Nearby is the Regional Museum, where visitors can learn about the natural and cultural history of the region, with exhibits on geology, paleontology, ecology, archeology, pre-Hispanic and post-Hispanic growth, the Pacific War, and a very interesting and detailed section on the salt peter Industry and it’s effect on the city. From the museum, we continue our tour on foot to the Cathedral of San José, and the Plaza Colón, the social centre and meeting place of Antofagasta. Visitors then return to the vehicle, to drive through the city, towards the South, passing through the residential area of Avenida Brasil, with its park, before arriving at the Huanchaca Ruins, the remains of a gigantic Silver Smelter, which was built by Bolivian /Chilean /English Industrialists to treat silver ore brought over the mountains from the famous silver deposits of Pulacayo and Oruroin Bolivia.
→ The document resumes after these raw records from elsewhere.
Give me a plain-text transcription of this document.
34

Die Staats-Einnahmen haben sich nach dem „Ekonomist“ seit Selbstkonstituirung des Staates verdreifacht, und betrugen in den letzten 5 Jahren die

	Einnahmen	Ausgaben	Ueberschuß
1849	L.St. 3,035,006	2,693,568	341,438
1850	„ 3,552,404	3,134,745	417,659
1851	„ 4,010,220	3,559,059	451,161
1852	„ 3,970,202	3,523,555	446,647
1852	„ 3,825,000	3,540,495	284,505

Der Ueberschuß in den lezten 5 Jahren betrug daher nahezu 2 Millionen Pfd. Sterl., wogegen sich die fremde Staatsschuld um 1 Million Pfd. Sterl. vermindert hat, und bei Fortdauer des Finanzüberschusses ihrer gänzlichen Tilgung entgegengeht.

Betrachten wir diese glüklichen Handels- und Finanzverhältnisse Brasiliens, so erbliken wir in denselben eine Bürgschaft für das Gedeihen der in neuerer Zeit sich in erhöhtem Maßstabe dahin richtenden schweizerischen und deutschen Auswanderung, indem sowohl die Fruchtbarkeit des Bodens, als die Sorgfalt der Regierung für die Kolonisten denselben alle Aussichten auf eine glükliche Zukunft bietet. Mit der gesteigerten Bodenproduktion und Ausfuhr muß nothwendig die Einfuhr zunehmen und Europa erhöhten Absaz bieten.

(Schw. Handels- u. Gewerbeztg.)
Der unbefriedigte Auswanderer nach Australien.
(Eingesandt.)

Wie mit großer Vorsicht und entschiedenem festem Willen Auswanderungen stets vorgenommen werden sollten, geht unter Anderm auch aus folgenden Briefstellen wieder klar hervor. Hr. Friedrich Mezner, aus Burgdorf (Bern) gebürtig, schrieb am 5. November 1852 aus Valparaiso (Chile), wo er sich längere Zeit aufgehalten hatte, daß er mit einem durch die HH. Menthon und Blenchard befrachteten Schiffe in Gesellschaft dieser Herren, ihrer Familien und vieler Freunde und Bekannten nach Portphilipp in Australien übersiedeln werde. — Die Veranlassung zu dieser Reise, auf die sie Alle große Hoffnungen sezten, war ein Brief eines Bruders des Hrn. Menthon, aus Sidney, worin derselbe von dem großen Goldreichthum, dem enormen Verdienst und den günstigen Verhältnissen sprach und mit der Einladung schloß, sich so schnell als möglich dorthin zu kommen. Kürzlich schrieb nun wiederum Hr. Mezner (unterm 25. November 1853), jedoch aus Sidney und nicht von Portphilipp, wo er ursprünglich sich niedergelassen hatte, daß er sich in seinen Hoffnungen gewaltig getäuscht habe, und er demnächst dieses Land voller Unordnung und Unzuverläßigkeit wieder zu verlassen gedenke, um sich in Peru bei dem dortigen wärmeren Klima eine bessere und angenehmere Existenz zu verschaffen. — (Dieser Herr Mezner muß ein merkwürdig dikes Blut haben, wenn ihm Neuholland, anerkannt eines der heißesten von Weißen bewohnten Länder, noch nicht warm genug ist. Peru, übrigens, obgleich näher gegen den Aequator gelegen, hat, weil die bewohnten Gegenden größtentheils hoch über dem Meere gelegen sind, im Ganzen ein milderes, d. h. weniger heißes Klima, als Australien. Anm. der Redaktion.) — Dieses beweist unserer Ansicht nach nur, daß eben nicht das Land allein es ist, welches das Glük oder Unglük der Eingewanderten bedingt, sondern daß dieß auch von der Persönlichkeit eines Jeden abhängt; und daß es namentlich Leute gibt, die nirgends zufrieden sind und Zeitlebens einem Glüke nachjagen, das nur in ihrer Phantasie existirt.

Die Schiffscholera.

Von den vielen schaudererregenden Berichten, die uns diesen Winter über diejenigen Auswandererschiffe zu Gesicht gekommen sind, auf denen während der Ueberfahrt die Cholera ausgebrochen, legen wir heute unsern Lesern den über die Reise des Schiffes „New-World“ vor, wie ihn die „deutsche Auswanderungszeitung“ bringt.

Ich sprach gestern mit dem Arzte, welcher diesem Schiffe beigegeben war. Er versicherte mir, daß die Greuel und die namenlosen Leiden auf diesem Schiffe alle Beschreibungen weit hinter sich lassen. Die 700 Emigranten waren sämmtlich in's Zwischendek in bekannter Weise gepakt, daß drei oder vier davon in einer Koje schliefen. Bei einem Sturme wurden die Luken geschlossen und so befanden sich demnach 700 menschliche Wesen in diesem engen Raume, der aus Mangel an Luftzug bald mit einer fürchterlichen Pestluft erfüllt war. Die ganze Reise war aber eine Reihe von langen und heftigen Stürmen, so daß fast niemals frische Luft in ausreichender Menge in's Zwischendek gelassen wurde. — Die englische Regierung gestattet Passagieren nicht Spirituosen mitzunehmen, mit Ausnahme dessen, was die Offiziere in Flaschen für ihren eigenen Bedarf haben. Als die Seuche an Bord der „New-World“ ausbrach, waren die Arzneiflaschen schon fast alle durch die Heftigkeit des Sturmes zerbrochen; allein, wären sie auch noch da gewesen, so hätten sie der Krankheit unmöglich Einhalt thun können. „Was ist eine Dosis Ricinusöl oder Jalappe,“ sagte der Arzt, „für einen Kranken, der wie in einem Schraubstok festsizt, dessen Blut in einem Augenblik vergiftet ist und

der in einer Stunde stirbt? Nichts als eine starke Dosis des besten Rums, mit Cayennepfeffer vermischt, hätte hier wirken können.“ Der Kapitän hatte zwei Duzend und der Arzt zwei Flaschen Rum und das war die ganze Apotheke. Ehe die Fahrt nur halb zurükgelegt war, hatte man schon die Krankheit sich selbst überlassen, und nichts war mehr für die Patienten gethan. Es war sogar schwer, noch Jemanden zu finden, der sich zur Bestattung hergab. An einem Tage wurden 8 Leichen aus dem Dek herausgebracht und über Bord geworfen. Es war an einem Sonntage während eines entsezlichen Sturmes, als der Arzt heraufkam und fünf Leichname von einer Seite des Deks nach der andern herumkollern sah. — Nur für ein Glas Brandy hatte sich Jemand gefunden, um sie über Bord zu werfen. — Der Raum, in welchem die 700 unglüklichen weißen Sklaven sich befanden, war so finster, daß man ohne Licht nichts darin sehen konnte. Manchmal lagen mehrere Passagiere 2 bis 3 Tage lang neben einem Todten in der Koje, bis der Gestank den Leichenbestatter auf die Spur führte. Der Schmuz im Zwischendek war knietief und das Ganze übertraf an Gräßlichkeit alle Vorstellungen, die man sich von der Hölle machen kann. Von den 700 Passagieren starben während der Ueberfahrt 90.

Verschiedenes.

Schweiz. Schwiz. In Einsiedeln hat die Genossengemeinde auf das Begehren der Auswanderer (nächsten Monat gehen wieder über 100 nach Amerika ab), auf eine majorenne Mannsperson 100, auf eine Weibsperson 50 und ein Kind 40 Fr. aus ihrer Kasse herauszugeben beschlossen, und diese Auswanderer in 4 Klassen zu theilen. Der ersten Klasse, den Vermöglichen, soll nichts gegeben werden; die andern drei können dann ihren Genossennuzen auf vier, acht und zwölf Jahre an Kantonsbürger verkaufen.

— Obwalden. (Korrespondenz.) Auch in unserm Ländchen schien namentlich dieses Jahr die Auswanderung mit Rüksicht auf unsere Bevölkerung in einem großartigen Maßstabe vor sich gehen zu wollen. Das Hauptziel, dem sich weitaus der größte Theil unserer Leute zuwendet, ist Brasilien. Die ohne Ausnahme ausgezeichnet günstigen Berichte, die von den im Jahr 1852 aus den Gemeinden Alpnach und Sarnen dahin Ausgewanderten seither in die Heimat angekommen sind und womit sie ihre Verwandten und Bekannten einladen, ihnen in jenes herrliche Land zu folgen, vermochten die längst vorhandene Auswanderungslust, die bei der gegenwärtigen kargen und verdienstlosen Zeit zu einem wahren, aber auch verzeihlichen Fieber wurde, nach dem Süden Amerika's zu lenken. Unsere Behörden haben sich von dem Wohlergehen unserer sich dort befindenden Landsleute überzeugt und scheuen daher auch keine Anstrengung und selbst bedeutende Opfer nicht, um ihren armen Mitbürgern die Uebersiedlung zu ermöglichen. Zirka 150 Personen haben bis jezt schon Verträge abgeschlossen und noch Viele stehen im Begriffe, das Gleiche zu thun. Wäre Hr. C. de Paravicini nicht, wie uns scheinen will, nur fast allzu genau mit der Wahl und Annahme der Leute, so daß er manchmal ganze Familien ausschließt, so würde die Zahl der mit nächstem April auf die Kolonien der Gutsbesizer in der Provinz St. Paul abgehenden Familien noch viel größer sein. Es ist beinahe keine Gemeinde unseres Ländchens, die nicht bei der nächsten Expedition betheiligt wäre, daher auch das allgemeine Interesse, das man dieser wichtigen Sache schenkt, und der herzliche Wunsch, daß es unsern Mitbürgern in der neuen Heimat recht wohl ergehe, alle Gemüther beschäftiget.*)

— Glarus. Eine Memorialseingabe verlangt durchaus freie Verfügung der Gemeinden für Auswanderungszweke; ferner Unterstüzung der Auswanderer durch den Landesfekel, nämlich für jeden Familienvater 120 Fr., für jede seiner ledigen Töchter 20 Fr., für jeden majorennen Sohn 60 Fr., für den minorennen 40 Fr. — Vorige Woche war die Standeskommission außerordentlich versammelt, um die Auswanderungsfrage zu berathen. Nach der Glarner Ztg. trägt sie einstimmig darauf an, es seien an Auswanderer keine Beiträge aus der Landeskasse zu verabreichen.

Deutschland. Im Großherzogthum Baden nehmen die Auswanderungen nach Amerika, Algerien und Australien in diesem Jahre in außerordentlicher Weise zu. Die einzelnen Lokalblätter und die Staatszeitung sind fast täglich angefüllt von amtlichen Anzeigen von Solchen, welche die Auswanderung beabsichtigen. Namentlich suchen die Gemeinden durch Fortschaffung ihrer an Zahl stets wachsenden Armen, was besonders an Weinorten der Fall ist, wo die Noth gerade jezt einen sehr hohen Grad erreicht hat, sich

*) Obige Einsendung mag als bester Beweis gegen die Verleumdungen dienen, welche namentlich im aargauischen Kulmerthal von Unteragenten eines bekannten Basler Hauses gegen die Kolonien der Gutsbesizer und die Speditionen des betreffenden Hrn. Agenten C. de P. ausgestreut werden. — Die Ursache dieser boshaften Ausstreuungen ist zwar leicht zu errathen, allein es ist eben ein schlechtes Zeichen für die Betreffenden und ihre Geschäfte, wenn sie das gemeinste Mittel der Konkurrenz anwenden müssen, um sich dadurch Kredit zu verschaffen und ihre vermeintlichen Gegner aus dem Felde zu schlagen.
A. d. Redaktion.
Our next stop is at Caleta Coloso, where a small fishing community lives along side the new Port built for the export of copper concentrate from the giant Escondida Mine. This is one of the most modern mines in the world, and is an important part of Antofagasta’s economy.(B)
Day 12: Excursion to Paranal Observatory
Today you will visit the Paranal Observatory , the most important astronomical investigation center in the country, located at an altitude of 2600m above sea level and approximately 130 km south of Antofagasta, in one of the driest areas in the world. Paranal is site of the Very Large Telescope (VLT) and is the flagship facility of European astronomy and scientific research. (BL)
Day 13: Antofagasta-Santiago
Transfer to airport and flight to Santiago. On arrival, transfer to the hotel.
Hotel Los Nogales - 1 night (B)
Day 14: Flight home
Transfer to the airport for your flight back to UK (B)
Costs From : £2999.00 per person excluding international flights
This tour offers the chance to combine several major astronomical observatories with some of the great sights of Northern Chile. Clients will also have time at a remote public observatory where they’ll be able to see stars and planets under a truly dark sky.
The tour is guided by our expert astronomer Dr John Mason.
On this trip: Passengers stay in locally run hotels and use local guides. We would endeavour to involve and educate the local guides in astronomy which will in turn help them to introduce other tourists and potentially become guides in this special interest field.